If it is to increase performance of an IC, how does it help to performance? or is it easier for the IC designer to connect some pins externally?

some footprint of ICs have a GND connection under the case, how does it help? Would it improve performance of an IC if I draw a GND under the case even if it is not required?

Best Answer

Three reasons come to mind:

1) Take a look at this close-up of the guts of a microcontroller. enter image description here

There's a LOT going on in there. And every part of that die needs power. Power coming in from any one pin will probably have to snake it's away around a lot of stuff to get to every part of the device. Multiple power lines gives the device multiple avenues to pull power from, which keeps the voltage from dipping as much during high current events.

2) Sometimes the different power pins supply specific peripherals within the chip. This is done when certain peripherals need as clean a voltage supply as possible to operate correctly.

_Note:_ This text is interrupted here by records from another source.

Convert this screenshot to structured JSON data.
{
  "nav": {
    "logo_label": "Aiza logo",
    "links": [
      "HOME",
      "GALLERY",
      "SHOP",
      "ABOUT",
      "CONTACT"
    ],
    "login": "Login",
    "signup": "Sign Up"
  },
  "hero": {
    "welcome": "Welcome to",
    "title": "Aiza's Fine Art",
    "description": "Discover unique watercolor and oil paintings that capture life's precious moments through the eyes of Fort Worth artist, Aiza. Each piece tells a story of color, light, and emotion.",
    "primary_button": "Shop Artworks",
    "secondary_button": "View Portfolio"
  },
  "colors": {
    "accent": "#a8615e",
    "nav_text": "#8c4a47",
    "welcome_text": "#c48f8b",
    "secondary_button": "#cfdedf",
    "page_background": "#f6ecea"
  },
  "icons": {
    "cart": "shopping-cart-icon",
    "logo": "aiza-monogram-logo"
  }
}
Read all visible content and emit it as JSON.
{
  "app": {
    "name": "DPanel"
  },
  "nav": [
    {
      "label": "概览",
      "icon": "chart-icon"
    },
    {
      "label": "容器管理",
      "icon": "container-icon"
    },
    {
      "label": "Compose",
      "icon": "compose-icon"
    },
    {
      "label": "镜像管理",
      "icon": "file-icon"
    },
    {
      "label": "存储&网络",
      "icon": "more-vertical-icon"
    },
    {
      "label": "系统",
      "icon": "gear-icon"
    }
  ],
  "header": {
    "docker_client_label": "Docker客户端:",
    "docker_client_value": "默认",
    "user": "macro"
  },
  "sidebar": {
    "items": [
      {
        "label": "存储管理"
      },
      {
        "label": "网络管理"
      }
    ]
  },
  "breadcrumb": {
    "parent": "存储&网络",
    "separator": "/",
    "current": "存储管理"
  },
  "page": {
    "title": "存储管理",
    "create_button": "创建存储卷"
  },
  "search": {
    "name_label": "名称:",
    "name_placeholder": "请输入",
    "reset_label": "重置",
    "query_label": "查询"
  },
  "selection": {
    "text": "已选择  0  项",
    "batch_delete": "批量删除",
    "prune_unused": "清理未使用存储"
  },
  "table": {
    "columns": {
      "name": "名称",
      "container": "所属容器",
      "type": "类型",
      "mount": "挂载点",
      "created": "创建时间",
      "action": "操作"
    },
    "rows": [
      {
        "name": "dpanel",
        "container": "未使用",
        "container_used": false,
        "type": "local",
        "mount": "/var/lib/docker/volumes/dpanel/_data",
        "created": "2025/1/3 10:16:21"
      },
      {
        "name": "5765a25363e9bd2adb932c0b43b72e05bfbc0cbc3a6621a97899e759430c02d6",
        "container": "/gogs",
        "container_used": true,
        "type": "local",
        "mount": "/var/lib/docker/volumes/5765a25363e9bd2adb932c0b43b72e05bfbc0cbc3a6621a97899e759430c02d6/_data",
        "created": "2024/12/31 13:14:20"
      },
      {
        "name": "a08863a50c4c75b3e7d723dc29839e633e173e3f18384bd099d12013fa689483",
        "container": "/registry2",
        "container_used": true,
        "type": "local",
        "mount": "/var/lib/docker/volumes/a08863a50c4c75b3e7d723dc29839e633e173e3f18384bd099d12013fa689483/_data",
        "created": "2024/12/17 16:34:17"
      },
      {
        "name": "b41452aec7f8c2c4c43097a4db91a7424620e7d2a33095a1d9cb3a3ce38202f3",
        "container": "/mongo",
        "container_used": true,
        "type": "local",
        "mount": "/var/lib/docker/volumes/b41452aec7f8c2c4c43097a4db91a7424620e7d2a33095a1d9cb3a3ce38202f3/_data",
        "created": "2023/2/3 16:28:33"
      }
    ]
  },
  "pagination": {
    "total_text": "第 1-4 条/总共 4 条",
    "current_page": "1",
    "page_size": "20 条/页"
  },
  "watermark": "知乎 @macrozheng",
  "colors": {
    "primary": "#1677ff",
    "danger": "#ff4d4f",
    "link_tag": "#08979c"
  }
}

If the peripherals share the power supply that the rest of the chip uses, it may be subject to noise on the line and voltage dips. An example is the analog power supply. You noticed it's typical to see an AVCC pin on MCUs. That pin is a dedicated supply just for the analog peripherals on the chip. Really, this is just an extension of #1 above.

3) It's not uncommon for an MCU to power its core at one voltage but operate peripherals at another. For example, an ARM chip I worked with recently used 1.8V for its core. However, the digital output pins would supply 3.3V when driven high. Therefore, the chip required a 1.8V supply and a separate 3.3V supply.

The main thing to remember is that all of those supply pins are absultely necessary to connect. They are not optional, even when doing development work.

As for the bottom pad on the chip, it's there for extra heat sinking. The chip designer decided that the casing and pins of the chip may not sink the heat away from the silicon enough. So the extra pad on the bottom acts like a heat sink to help keep the temperature down. If the part is expected to need to dissipate a lot of heat, you'd want to have a large copper pour to solder that pad onto.